Arkansas’s Delta has contributed its share of innovators in two genres of popular music – blues and rockabilly.
The blues sound grew in the Deep South in the late 19th century and moved up the Delta. One major early proponent of the blues was KFFA radio in Helena-West Helena. Established in 1941, KFFA provided a venue for African-American blues musicians during its “King Biscuit Time” show, which aired every day at noon when farmhands took their lunch breaks. Today, “King Biscuit Time” is the longest-running blues radio show in the country and broadcasts from the Delta Cultural Center in Helena-West Helena. The show still opens with these famous words uttered by longtime announcer “Sunshine” Sonny Payne: “Pass the biscuits, it’s King Biscuit Time.”

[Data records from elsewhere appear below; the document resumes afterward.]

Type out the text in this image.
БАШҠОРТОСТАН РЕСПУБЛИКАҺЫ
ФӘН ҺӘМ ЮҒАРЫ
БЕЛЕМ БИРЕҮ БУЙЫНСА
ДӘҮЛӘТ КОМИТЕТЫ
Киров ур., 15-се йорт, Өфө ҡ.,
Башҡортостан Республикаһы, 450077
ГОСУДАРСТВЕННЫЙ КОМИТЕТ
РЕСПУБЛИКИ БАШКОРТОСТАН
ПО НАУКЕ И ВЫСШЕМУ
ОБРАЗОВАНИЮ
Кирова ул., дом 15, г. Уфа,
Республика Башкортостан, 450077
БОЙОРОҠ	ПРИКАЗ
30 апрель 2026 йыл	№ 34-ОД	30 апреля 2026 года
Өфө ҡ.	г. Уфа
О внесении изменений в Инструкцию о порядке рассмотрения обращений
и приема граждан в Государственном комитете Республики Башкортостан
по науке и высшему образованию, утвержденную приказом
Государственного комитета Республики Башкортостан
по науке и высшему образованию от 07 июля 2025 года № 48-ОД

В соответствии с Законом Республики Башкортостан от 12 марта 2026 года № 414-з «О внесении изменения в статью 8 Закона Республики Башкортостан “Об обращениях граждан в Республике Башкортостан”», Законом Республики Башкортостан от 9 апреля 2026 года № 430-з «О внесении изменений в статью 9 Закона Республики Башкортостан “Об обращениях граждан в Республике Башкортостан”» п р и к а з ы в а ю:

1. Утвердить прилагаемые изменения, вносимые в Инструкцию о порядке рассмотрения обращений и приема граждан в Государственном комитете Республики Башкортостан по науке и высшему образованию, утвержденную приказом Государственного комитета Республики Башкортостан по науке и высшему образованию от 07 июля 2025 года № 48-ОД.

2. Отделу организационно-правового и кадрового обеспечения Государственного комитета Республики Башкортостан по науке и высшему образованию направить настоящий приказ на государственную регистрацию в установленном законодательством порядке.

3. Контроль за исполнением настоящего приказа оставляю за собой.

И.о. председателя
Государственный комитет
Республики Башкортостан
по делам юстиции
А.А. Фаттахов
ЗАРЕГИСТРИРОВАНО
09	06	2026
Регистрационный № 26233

KFFA was an important influence on B.B. King, who was steeped in gospel music as a child. The legendary bluesman played juke joints up and down the Mississippi River. At a club in Twist, a fatal fire prompted him to henceforth call all his guitars “Lucille.” Two men accidentally started the blaze, fighting over a woman named Lucille. Today, Twist is a mere dot on the map, but there is a historic marker placed on the site where the club once stood, a necessary stop for any real blues fan.
The legacy of the blues also lives on at the annual King Biscuit Blues Festival held in Helena-West Helena in October.
A little-known fact is that The Beatles touched down on Arkansas soil on September 18 and 20, 1964, in Walnut Ridge on US 63/67. The band landed a chartered plane at the airport on a Friday, desiring anonymity as they caught a smaller plane to fly to a retreat in southern Missouri. But three teenaged boys recognized the group, and on Sunday morning, hundreds of residents gathered to bid adieu to the Fab Four. Walnut Ridge recently built a park memorializing this moment with a unique sculpture depicting the Abbey Road album cover.
But before the greatest rock group in history could even exist, there had to be a precursor ... rockabilly. Johnny Cash, an icon in country music, also made his mark on the rockabilly scene. Cash’s sound and song lyrics were inspired by his humble surroundings, having been raised on one of Roosevelt’s WPA projects at Dyess, called “Colonization Project No. 1.” Today, you can tour the administration building and home at the Historic Dyess Colony: Johnny Cash Boyhood Home just off
AR 14 on 297. The home has been restored to appear just as it would have looked when Johnny was a kid. All tours begin in the administration building where there is a fine collection of photographs, relics and memorabilia.
Along the way: Newport is the birthplace of rockabilly guitarist Albert “Sonny” Burgess. Tyronza is home to the Southern Tenant Farmers Museum, worth a stop and a stroll when you need to stretch your legs.